Le montage d’une Baron rouge par Sebastien Delcor : https://www.facebook.com/JMC.Mouches.de.Charette/videos/3198757833475725/

-D’un débat nécessaire ouvert par truite et compagnie autour de la gestion patrimoniale à la parole d’un élu de l’Ardèche qui sur « #gardons la pêche » décrit le fonctionnement d’une aappma.

La gestion patrimoniale vu par Truite et compagnie : http://www.truites-et-cie.fr/article/environnement-gestion/leurre-mouche-toc/la-gestion-patrimoniale-est-elle-en-train-de-tuer

-De la diffusion des films de la tournée 2020 du RISE à la dernière vidéo de Davie Mc Phail, il nous faut se rendre à l’évidence.

Rarement diversité n’aura été aussi enthousiasmante.

Pour ma part égoïstement, je consacre à l’étau cette part d’attente pour remplir quelques boites vidées par l’automne qui vient de s’écouler.

Invitation que je vous fais à  monter une tipule dont l’usage en réservoir et même en rivière me permet souvent quelques belles parties de pêche

Ainsi surtout le soignant que je suis, ose vous dire qu’il est nécessaire pourtant que nous restions tous chez nous avec comme point de mire le bruit de l’eau qui s’écoule sur les rochers.

Prenez soin de vous…..

 

2020 saison de pêche mais année élective aussi !!!!!

Un rituel, une irrésistible envie de retrouver des repères, voici que je reviens au bord de la Sioule.

Il est temps de consacrer quelques heures à mes balades préouverture.Le temps d’observer, de s’imprégner des lieux, de prévoir les options qui nous conduisent petit à petit vers l’instant T

De ce moment privilégié, j’espére que la saison qui arrive se fasse sous de meilleurs hospices que celle de 2019.

Un manque d’eau cruel, des niveaux bas qui ont conduit très  vite à une forte sollicitation des secteurs, une thermie en explosion durant l’été.Autant de raison qui m’ont fait aller vers d’autres contrées plus prometteuse très tôt dans l’année.

Relire « j’ai mal à la Sioule » Aout 2019 : J’ai mal à la Sioule

Halte vers Peschadoire ou j’observe les premières ephemeres de l’année

Signe d’un hiver qui a livré beaucoup de douceur même si le fugace épisode de neige et de fraicheur de ces derniers jours  nous rappelle les saveurs du froid.

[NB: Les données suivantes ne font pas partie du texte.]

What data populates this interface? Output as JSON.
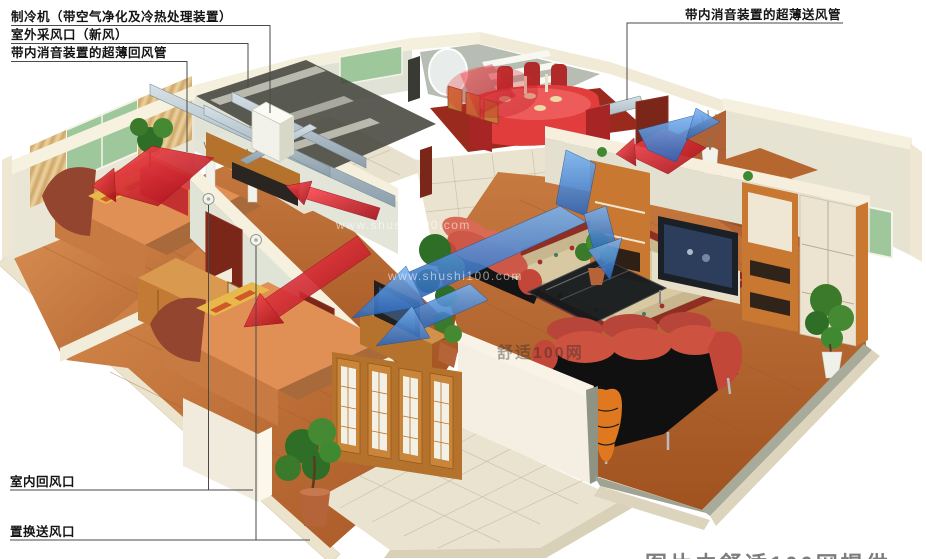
{
  "callouts": {
    "chiller": "制冷机（带空气净化及冷热处理装置）",
    "fresh_air_inlet": "室外采风口（新风）",
    "return_duct": "带内消音装置的超薄回风管",
    "supply_duct": "带内消音装置的超薄送风管",
    "indoor_return_vent": "室内回风口",
    "displacement_supply_vent": "置换送风口"
  },
  "watermarks": {
    "site_url_small": "www.shushi100.com",
    "site_url_large": "www.shushi100.com",
    "brand": "舒适100网"
  },
  "caption_partial": "图片由舒适100网提供",
  "colors": {
    "supply_air_blue": "#3f7fd0",
    "return_air_red": "#dd1722",
    "leader_line": "#4a4a4a",
    "wall_cream": "#f0e9d6",
    "duct_gray": "#b9c6ce",
    "wood_floor": "#c1763c"
  }
}
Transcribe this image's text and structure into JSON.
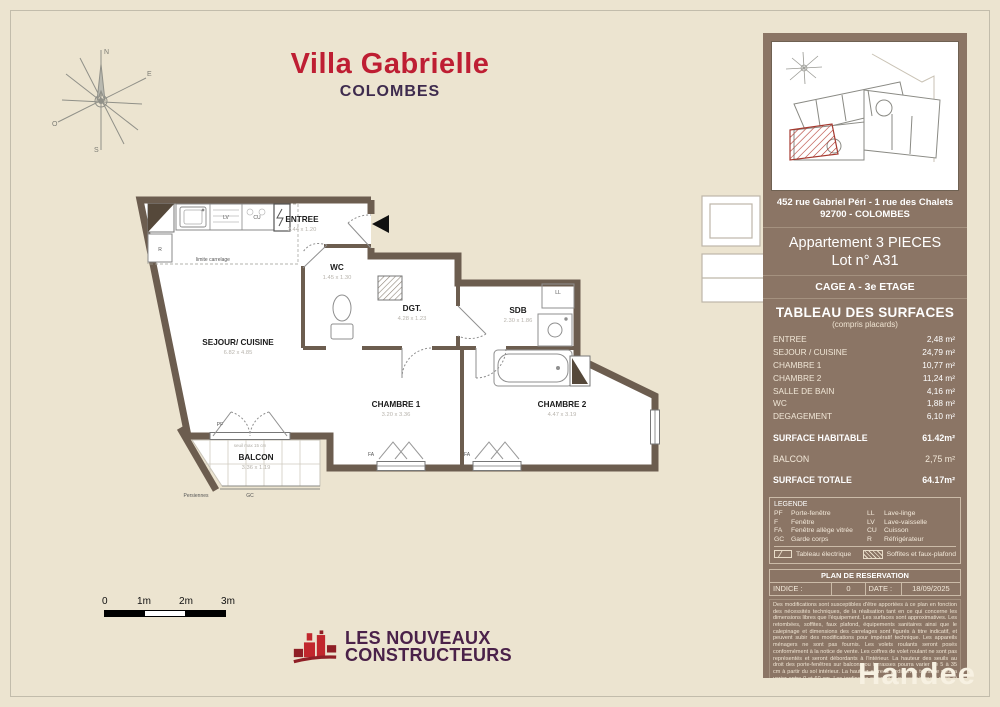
{
  "page": {
    "watermark": "Handee"
  },
  "header": {
    "title": "Villa Gabrielle",
    "subtitle": "COLOMBES"
  },
  "floorplan": {
    "rooms": [
      {
        "label": "ENTREE",
        "dims": "2.44 x 1.20"
      },
      {
        "label": "WC",
        "dims": "1.45 x 1.30"
      },
      {
        "label": "SEJOUR/ CUISINE",
        "dims": "6.82 x 4.85"
      },
      {
        "label": "DGT.",
        "dims": "4.28 x 1.23"
      },
      {
        "label": "SDB",
        "dims": "2.30 x 1.86"
      },
      {
        "label": "CHAMBRE 1",
        "dims": "3.20 x 3.36"
      },
      {
        "label": "CHAMBRE 2",
        "dims": "4.47 x 3.19"
      },
      {
        "label": "BALCON",
        "dims": "3.36 x 1.19"
      }
    ],
    "labels": {
      "lv": "LV",
      "cu": "CU",
      "r": "R",
      "ll": "LL",
      "pf": "PF",
      "gc": "GC",
      "fa1": "FA",
      "fa2": "FA",
      "limite": "limite carrelage",
      "seuil": "seuil max 15 cm",
      "persiennes": "Persiennes"
    }
  },
  "scalebar": {
    "t0": "0",
    "t1": "1m",
    "t2": "2m",
    "t3": "3m"
  },
  "logo": {
    "line1": "LES NOUVEAUX",
    "line2": "CONSTRUCTEURS"
  },
  "sidebar": {
    "address1": "452 rue Gabriel Péri - 1 rue des Chalets",
    "address2": "92700 - COLOMBES",
    "apartment": "Appartement 3 PIECES",
    "lot": "Lot n° A31",
    "stage": "CAGE A - 3e ETAGE",
    "surfaces": {
      "title": "TABLEAU DES SURFACES",
      "subtitle": "(compris placards)",
      "rows": [
        {
          "label": "ENTREE",
          "value": "2,48 m²"
        },
        {
          "label": "SEJOUR / CUISINE",
          "value": "24,79 m²"
        },
        {
          "label": "CHAMBRE 1",
          "value": "10,77 m²"
        },
        {
          "label": "CHAMBRE 2",
          "value": "11,24 m²"
        },
        {
          "label": "SALLE DE BAIN",
          "value": "4,16 m²"
        },
        {
          "label": "WC",
          "value": "1,88 m²"
        },
        {
          "label": "DEGAGEMENT",
          "value": "6,10 m²"
        }
      ],
      "habitable": {
        "label": "SURFACE HABITABLE",
        "value": "61.42m²"
      },
      "balcon": {
        "label": "BALCON",
        "value": "2,75 m²"
      },
      "totale": {
        "label": "SURFACE TOTALE",
        "value": "64.17m²"
      }
    },
    "legend": {
      "title": "LEGENDE",
      "items": [
        {
          "code": "PF",
          "label": "Porte-fenêtre"
        },
        {
          "code": "F",
          "label": "Fenêtre"
        },
        {
          "code": "FA",
          "label": "Fenêtre allège vitrée"
        },
        {
          "code": "GC",
          "label": "Garde corps"
        },
        {
          "code": "LL",
          "label": "Lave-linge"
        },
        {
          "code": "LV",
          "label": "Lave-vaisselle"
        },
        {
          "code": "CU",
          "label": "Cuisson"
        },
        {
          "code": "R",
          "label": "Réfrigérateur"
        }
      ],
      "electrical": "Tableau électrique",
      "soffites": "Soffites et faux-plafond"
    },
    "reservation": {
      "title": "PLAN DE RESERVATION",
      "indice_label": "INDICE :",
      "indice_value": "0",
      "date_label": "DATE :",
      "date_value": "18/09/2025"
    },
    "disclaimer": "Des modifications sont susceptibles d'être apportées à ce plan en fonction des nécessités techniques, de la réalisation tant en ce qui concerne les dimensions libres que l'équipement. Les surfaces sont approximatives. Les retombées, soffites, faux plafond, équipements sanitaires ainsi que le calepinage et dimensions des carrelages sont figurés à titre indicatif, et peuvent subir des modifications pour impératif technique. Les appareils ménagers ne sont pas fournis. Les volets roulants seront posés conformément à la notice de vente. Les coffres de volet roulant ne sont pas représentés et seront débordants à l'intérieur. La hauteur des seuils au droit des porte-fenêtres sur balcons ou terrasses pourra varier de 5 à 35 cm à partir du sol intérieur. La hauteur entre le jardin et la terrasse pourra varier entre 0 et 60 cm. Les jardins ne seront pas nécessairement plats et pourront comporter des talus et des pentes."
  }
}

Une haute Sioule qui sera très probablement une bonne option en début d’après-midi pour les moucheurs qui choisiront de commencer  en surface, sollicitant des poissons opportunistes dans la boucle de Montfermy.

A moins peut être que l’espoir d’une belle truite de la basse Sioule titille le carbone de vos cannes.

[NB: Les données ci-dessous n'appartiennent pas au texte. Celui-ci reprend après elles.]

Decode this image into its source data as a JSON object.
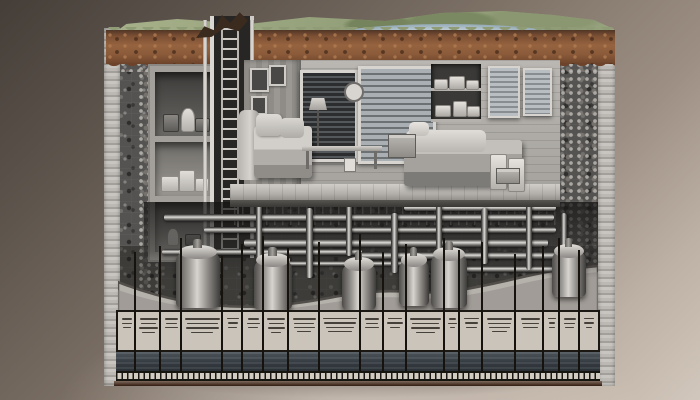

Coup de blues apercevant le nouveau décor qui orne aujourd’hui le paysage. Châteauneuf les bains et sa microcentrale.

Constat d’une situation qui s’aggrave et dont l’exemple le plus flagrant reste celui d’un ruisseau de cube aménagé à grand coup de milliers d’euros ( +11 000 € à la charge des pêcheurs)  pour simplement conduire les truites à se fracasser le museau sur un seuil qui dure et dure encore.

2020 année très riche….

Sioule,  théâtre de la venue de plusieurs grandes animations :

Rencontre Sioule » les 24, 25 et 26 Avril à Chateauneuf-les-Bains (63) avec Pierre Sempé

Académie international des mouches Devaux les 15/16/17 mai

Flash-back vers ces discutions que nous avions entre amis de la Sioule il y a plus de 15ans.Raison de la naissance de bien des lignes écrites ici pour remettre en lumière ce joyau.

Moteur d’un état d’esprit ou la performance a été d’unir chaque secteur des plus amonts à plus aval autour de convictions communes.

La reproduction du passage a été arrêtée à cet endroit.